In an effort to save the state’s largest school district and stave off a takeover from the Texas Education Agency, Houston Mayor Sylvester Turner is sponsoring a new nonprofit that, if successful, would assume control of campuses within Houston Independent School District; this move would effectively make him the head of a midsize school district.
The Coalition for Educational Excellence and Equity in Houston (CEEE) is the new nonprofit founded by former HISD board president and Turner’s current “education czar,” Juliet Stipeche. CEEE is putting together a plan to “collaborate” with HISD to assume control over the academics, finances, and general governance of 15 failing campuses. CEEE says it “would rely on state per-student funding and private contributions to the nonprofit.”
Turner claims that the city is not at all involved in the nonprofit, other than the group’s founder working in the administration and Turner appointing the entire board of the nonprofit. His first appointments were Corbin J. Robertson Jr., an energy executive; Trini Mendenhall, co-founder of Fiesta Mart and namesake of the Trini Mendenhall Community Center; and Stephanie D. Nellons-Paige, vice president of external affairs for Texas Central Railway. Turner plans to appoint six more board members. Stipeche is a nonvoting member.
“This is not a fight with HISD or anyone else. It is an offer of support for HISD to consider. The option is solely theirs to accept or reject,” Turner said in a statement. He said the model they selected for the plan is similar to the one used by former Los Angeles Mayor Antonio Villaraigosa.

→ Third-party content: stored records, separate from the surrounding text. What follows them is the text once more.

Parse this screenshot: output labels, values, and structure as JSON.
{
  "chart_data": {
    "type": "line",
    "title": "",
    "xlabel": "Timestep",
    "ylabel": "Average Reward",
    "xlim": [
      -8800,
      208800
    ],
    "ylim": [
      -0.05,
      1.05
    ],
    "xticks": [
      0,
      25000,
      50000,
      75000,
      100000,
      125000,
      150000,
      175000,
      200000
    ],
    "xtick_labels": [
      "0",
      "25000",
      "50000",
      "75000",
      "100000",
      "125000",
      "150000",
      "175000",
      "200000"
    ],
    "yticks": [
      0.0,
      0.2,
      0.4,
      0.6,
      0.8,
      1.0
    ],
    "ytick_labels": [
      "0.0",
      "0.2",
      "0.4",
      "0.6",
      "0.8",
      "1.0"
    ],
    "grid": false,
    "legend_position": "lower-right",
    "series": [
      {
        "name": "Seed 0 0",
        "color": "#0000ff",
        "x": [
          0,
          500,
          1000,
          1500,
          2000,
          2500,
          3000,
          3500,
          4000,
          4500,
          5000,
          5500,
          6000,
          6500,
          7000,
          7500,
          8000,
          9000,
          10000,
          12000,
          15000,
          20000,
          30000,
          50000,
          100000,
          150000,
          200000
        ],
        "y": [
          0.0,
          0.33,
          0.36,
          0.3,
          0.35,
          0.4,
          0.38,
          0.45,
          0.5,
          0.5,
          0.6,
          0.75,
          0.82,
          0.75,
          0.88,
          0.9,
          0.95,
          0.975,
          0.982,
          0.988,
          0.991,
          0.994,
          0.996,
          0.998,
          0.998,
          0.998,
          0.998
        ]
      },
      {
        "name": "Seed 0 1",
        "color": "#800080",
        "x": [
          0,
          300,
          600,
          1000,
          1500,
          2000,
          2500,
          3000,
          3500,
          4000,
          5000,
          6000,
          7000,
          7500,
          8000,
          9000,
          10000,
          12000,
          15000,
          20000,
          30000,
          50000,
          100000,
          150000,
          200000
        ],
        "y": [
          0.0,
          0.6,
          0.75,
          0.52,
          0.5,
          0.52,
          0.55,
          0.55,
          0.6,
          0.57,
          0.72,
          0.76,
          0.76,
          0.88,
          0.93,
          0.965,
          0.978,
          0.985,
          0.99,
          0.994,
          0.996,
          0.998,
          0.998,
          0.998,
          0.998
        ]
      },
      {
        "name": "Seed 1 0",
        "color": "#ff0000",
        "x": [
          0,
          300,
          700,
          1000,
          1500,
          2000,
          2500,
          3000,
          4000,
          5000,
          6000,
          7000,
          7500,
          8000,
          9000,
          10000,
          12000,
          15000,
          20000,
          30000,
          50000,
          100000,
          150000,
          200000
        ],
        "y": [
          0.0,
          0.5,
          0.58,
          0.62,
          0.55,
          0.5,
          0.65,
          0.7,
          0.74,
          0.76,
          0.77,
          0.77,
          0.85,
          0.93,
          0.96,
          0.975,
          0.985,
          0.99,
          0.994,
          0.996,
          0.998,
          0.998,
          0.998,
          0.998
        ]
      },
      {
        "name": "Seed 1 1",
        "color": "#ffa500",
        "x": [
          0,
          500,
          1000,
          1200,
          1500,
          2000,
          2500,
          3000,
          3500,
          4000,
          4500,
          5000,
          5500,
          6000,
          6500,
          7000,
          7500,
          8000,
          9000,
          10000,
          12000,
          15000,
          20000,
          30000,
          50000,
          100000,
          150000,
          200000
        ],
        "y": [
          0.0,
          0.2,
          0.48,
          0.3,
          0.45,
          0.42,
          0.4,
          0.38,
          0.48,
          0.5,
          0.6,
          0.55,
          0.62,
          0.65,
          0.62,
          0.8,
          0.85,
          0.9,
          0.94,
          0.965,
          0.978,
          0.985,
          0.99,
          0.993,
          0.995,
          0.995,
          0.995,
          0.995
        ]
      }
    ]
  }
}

It is worth noting that Villaraigosa came under fire for his forceful advocacy to bring the Los Angeles Unified School District under his office’s authority.
Turner placed an item on Wednesday’s council agenda that falls squarely in line with his effort to move on HISD.
He proposed a contract with Masterson Advisors not to exceed roughly $750,000. The contract, which is to advise the city’s finance department, lasts through June 30, 2019.
Masterson Advisors, which specializes in charter school districts and has Yes Prep as a client, consists of a number of former employees of Hilltop Securities, Inc., with which the city approved a contract in 2016. But last year, when Hilltop decided to drop nine charter schools clients to show support for traditional school districts, Drew Masterson left Hilltop to start Masterson Advisors.
The move by Turner occurring at the same time as the creation of his government-sponsored nonprofit signals that he does, in fact, want to create a charter district with the 15 campuses he’s offering to take over.
Turner’s slow creep towards HISD is not without opposition. Indivisible Houston has come out against the effort, as has HISD Parent Advocates. Representatives of both groups showed up at council’s weekly public session to voice concerns. There has even been mention of groups coming together to sue the TEA.
While HISD’s interim superintendent is making advancements, the tension between board members has all but ended any effort to truly reform the district. Consolidating schools under the purview of the mayor and the city will grow mayoral powers and muddy the water between Houston’s two major systems of government. But with HISD in a stalemate, options grow increasingly limited by the day. Former Mayor Annise Parker has called for the state to step in, though activists and the board seem adamantly opposed to that option.
The state needs to step in and take over, appointing an all new board and superintendent. How many years of chaos does it take before someone acts for our kids? https://t.co/rsYe7j1spw
— Annise Parker (@AnniseParker) November 29, 2018
Because state law permits state takeover of districts with campuses that continuously come under “improvement required” status, HISD has to submit a plan to TEA by February 4, 2019.